The domestic debt restructuring programme has led to a significant fall in the capital levels of banks in Ghana and could threaten the solvency and stability of the sector, Fitch Solutions has warned.
It said: “Banks are entering this phase with a mixed capital picture, with some banks very close to the minimum regulatory capital level of 13.0%”.
Fitch Solutions also pointed out that capital buffers have fallen considerably in 2022, despite a sudden rise in December.
The fall, it noted, was largely driven by mark-to-market losses on investments and increases in risk-weighted assets of banks, due to the depreciation of the cedi and growth in loans and advances.
However, capital levels narrowly avoided falling below the minimum requirement in December 2023, likely as a result of banks retaining more of their earnings, in preparation for expected losses in profits and capital in 2023.
“The debt restructuring and fall in capital could lead to higher funding costs for banks if they become less creditworthy, and could significantly impact the banking sector’s solvency and stability”, Fitch Solutions warned.
As a consequence, it said banks would be more targeted in lending.
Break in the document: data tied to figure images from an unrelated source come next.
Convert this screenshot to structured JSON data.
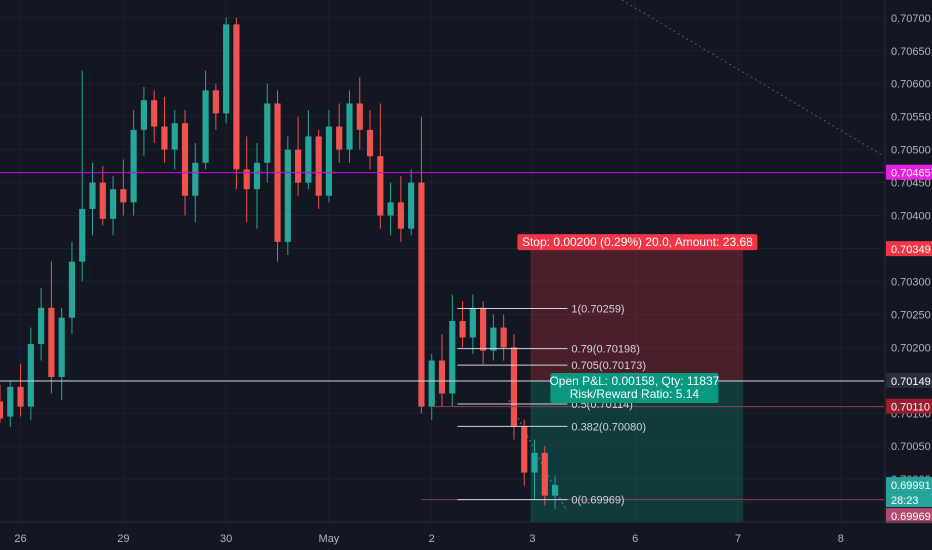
{
  "chart_data": {
    "type": "candlestick",
    "symbol_view": "price chart with long position tool and fibonacci retracement",
    "y_ticks": [
      "0.70700",
      "0.70650",
      "0.70600",
      "0.70550",
      "0.70500",
      "0.70450",
      "0.70400",
      "0.70350",
      "0.70300",
      "0.70250",
      "0.70200",
      "0.70150",
      "0.70100",
      "0.70050",
      "0.70000"
    ],
    "y_range": [
      0.69935,
      0.70727
    ],
    "x_range": [
      0,
      86
    ],
    "x_ticks": [
      {
        "label": "26",
        "x": 2
      },
      {
        "label": "29",
        "x": 12
      },
      {
        "label": "30",
        "x": 22
      },
      {
        "label": "May",
        "x": 32
      },
      {
        "label": "2",
        "x": 42
      },
      {
        "label": "3",
        "x": 51.8
      },
      {
        "label": "6",
        "x": 61.8
      },
      {
        "label": "7",
        "x": 71.8
      },
      {
        "label": "8",
        "x": 81.8
      }
    ],
    "horizontal_lines": [
      {
        "name": "magenta-level",
        "price": 0.70465,
        "color": "#d500f9"
      },
      {
        "name": "white-level",
        "price": 0.70149,
        "color": "#d1d4dc"
      }
    ],
    "price_badges": [
      {
        "label": "0.70465",
        "price": 0.70465,
        "color": "#e91ee3"
      },
      {
        "label": "0.70349",
        "price": 0.70349,
        "color": "#f23645"
      },
      {
        "label": "0.70149",
        "price": 0.70149,
        "color": "#2a2e39"
      },
      {
        "label": "0.70110",
        "price": 0.7011,
        "color": "#9c1d2f"
      },
      {
        "label": "0.69991",
        "price": 0.69991,
        "color": "#26a69a"
      },
      {
        "label": "28:23",
        "price": 0.69969,
        "color": "#26a69a"
      },
      {
        "label": "0.69969",
        "price": 0.69969,
        "color": "#b24a6b"
      }
    ],
    "fibonacci": {
      "x_start": 44.5,
      "x_end": 55.2,
      "levels": [
        {
          "label": "1(0.70259)",
          "price": 0.70259
        },
        {
          "label": "0.79(0.70198)",
          "price": 0.70198
        },
        {
          "label": "0.705(0.70173)",
          "price": 0.70173
        },
        {
          "label": "0.5(0.70114)",
          "price": 0.70114
        },
        {
          "label": "0.382(0.70080)",
          "price": 0.7008
        },
        {
          "label": "0(0.69969)",
          "price": 0.69969
        }
      ]
    },
    "position": {
      "x_start": 51.6,
      "x_end": 72.3,
      "entry": 0.70149,
      "stop": 0.70349,
      "target": 0.69935,
      "stop_label": "Stop: 0.00200 (0.29%) 20.0, Amount: 23.68",
      "pnl_label": "Open P&L: 0.00158, Qty: 11837",
      "rr_label": "Risk/Reward Ratio: 5.14"
    },
    "candles": [
      {
        "o": 0.70118,
        "h": 0.70143,
        "l": 0.70085,
        "c": 0.70092
      },
      {
        "o": 0.70095,
        "h": 0.7015,
        "l": 0.70079,
        "c": 0.7014
      },
      {
        "o": 0.7014,
        "h": 0.70175,
        "l": 0.70095,
        "c": 0.7011
      },
      {
        "o": 0.7011,
        "h": 0.7023,
        "l": 0.7009,
        "c": 0.70205
      },
      {
        "o": 0.70205,
        "h": 0.7029,
        "l": 0.7018,
        "c": 0.7026
      },
      {
        "o": 0.7026,
        "h": 0.7033,
        "l": 0.7013,
        "c": 0.70155
      },
      {
        "o": 0.70155,
        "h": 0.7026,
        "l": 0.7012,
        "c": 0.70245
      },
      {
        "o": 0.70245,
        "h": 0.7036,
        "l": 0.7022,
        "c": 0.7033
      },
      {
        "o": 0.7033,
        "h": 0.7062,
        "l": 0.703,
        "c": 0.7041
      },
      {
        "o": 0.7041,
        "h": 0.7048,
        "l": 0.7037,
        "c": 0.7045
      },
      {
        "o": 0.7045,
        "h": 0.70475,
        "l": 0.70385,
        "c": 0.70395
      },
      {
        "o": 0.70395,
        "h": 0.7046,
        "l": 0.7037,
        "c": 0.7044
      },
      {
        "o": 0.7044,
        "h": 0.70485,
        "l": 0.704,
        "c": 0.7042
      },
      {
        "o": 0.7042,
        "h": 0.7056,
        "l": 0.704,
        "c": 0.7053
      },
      {
        "o": 0.7053,
        "h": 0.70595,
        "l": 0.7049,
        "c": 0.70575
      },
      {
        "o": 0.70575,
        "h": 0.7059,
        "l": 0.7051,
        "c": 0.70535
      },
      {
        "o": 0.70535,
        "h": 0.7058,
        "l": 0.7048,
        "c": 0.705
      },
      {
        "o": 0.705,
        "h": 0.7056,
        "l": 0.7047,
        "c": 0.7054
      },
      {
        "o": 0.7054,
        "h": 0.7056,
        "l": 0.704,
        "c": 0.7043
      },
      {
        "o": 0.7043,
        "h": 0.7051,
        "l": 0.7039,
        "c": 0.7048
      },
      {
        "o": 0.7048,
        "h": 0.7062,
        "l": 0.7047,
        "c": 0.7059
      },
      {
        "o": 0.7059,
        "h": 0.706,
        "l": 0.7053,
        "c": 0.70555
      },
      {
        "o": 0.70555,
        "h": 0.707,
        "l": 0.7054,
        "c": 0.7069
      },
      {
        "o": 0.7069,
        "h": 0.707,
        "l": 0.7044,
        "c": 0.7047
      },
      {
        "o": 0.7047,
        "h": 0.7052,
        "l": 0.7039,
        "c": 0.7044
      },
      {
        "o": 0.7044,
        "h": 0.7051,
        "l": 0.7038,
        "c": 0.7048
      },
      {
        "o": 0.7048,
        "h": 0.706,
        "l": 0.7045,
        "c": 0.7057
      },
      {
        "o": 0.7057,
        "h": 0.7059,
        "l": 0.7033,
        "c": 0.7036
      },
      {
        "o": 0.7036,
        "h": 0.7052,
        "l": 0.7034,
        "c": 0.705
      },
      {
        "o": 0.705,
        "h": 0.7055,
        "l": 0.7043,
        "c": 0.7045
      },
      {
        "o": 0.7045,
        "h": 0.7056,
        "l": 0.7044,
        "c": 0.7052
      },
      {
        "o": 0.7052,
        "h": 0.7053,
        "l": 0.7041,
        "c": 0.7043
      },
      {
        "o": 0.7043,
        "h": 0.7056,
        "l": 0.7042,
        "c": 0.70535
      },
      {
        "o": 0.70535,
        "h": 0.7057,
        "l": 0.7048,
        "c": 0.705
      },
      {
        "o": 0.705,
        "h": 0.7059,
        "l": 0.7048,
        "c": 0.7057
      },
      {
        "o": 0.7057,
        "h": 0.7061,
        "l": 0.705,
        "c": 0.7053
      },
      {
        "o": 0.7053,
        "h": 0.7056,
        "l": 0.7047,
        "c": 0.7049
      },
      {
        "o": 0.7049,
        "h": 0.7057,
        "l": 0.7038,
        "c": 0.704
      },
      {
        "o": 0.704,
        "h": 0.7045,
        "l": 0.7037,
        "c": 0.7042
      },
      {
        "o": 0.7042,
        "h": 0.7046,
        "l": 0.7036,
        "c": 0.7038
      },
      {
        "o": 0.7038,
        "h": 0.7047,
        "l": 0.7037,
        "c": 0.7045
      },
      {
        "o": 0.7045,
        "h": 0.7055,
        "l": 0.701,
        "c": 0.7011
      },
      {
        "o": 0.7011,
        "h": 0.7019,
        "l": 0.7009,
        "c": 0.7018
      },
      {
        "o": 0.7018,
        "h": 0.7022,
        "l": 0.7011,
        "c": 0.7013
      },
      {
        "o": 0.7013,
        "h": 0.7028,
        "l": 0.7011,
        "c": 0.7024
      },
      {
        "o": 0.7024,
        "h": 0.7027,
        "l": 0.702,
        "c": 0.70215
      },
      {
        "o": 0.70215,
        "h": 0.7028,
        "l": 0.7019,
        "c": 0.7026
      },
      {
        "o": 0.7026,
        "h": 0.7027,
        "l": 0.70175,
        "c": 0.70195
      },
      {
        "o": 0.70195,
        "h": 0.7025,
        "l": 0.7018,
        "c": 0.7023
      },
      {
        "o": 0.7023,
        "h": 0.7025,
        "l": 0.7018,
        "c": 0.702
      },
      {
        "o": 0.702,
        "h": 0.7022,
        "l": 0.7006,
        "c": 0.7008
      },
      {
        "o": 0.7008,
        "h": 0.7009,
        "l": 0.6999,
        "c": 0.7001
      },
      {
        "o": 0.7001,
        "h": 0.7006,
        "l": 0.6997,
        "c": 0.7004
      },
      {
        "o": 0.7004,
        "h": 0.7005,
        "l": 0.6996,
        "c": 0.69975
      },
      {
        "o": 0.69975,
        "h": 0.70005,
        "l": 0.69955,
        "c": 0.69991
      }
    ]
  }
}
“Local banks will be more inclined to lend to industries with low non-performing loans (NPLs) ratios and positive outlook, especially since we expect to see a rise in NPLs in the coming quarters, given the challenging macro backdrop and slowdown in loan growth”.
“We think that the Mining & Quarrying sector stands out as it has a low NPL ratio of 4.0%, and as we forecast a positive outlook for gold mining in Ghana (which accounts for 95% of the country’s mineral revenue)”, it added.
On the other hand, it said nearly one-third of all construction loans are non-performing, which suggests that banks are unlikely to increase their exposure to this sector amid challenging economic conditions.
The warning by Fitch Solutions dovetails into similar sentiments expressed by the Bank of Ghana recently.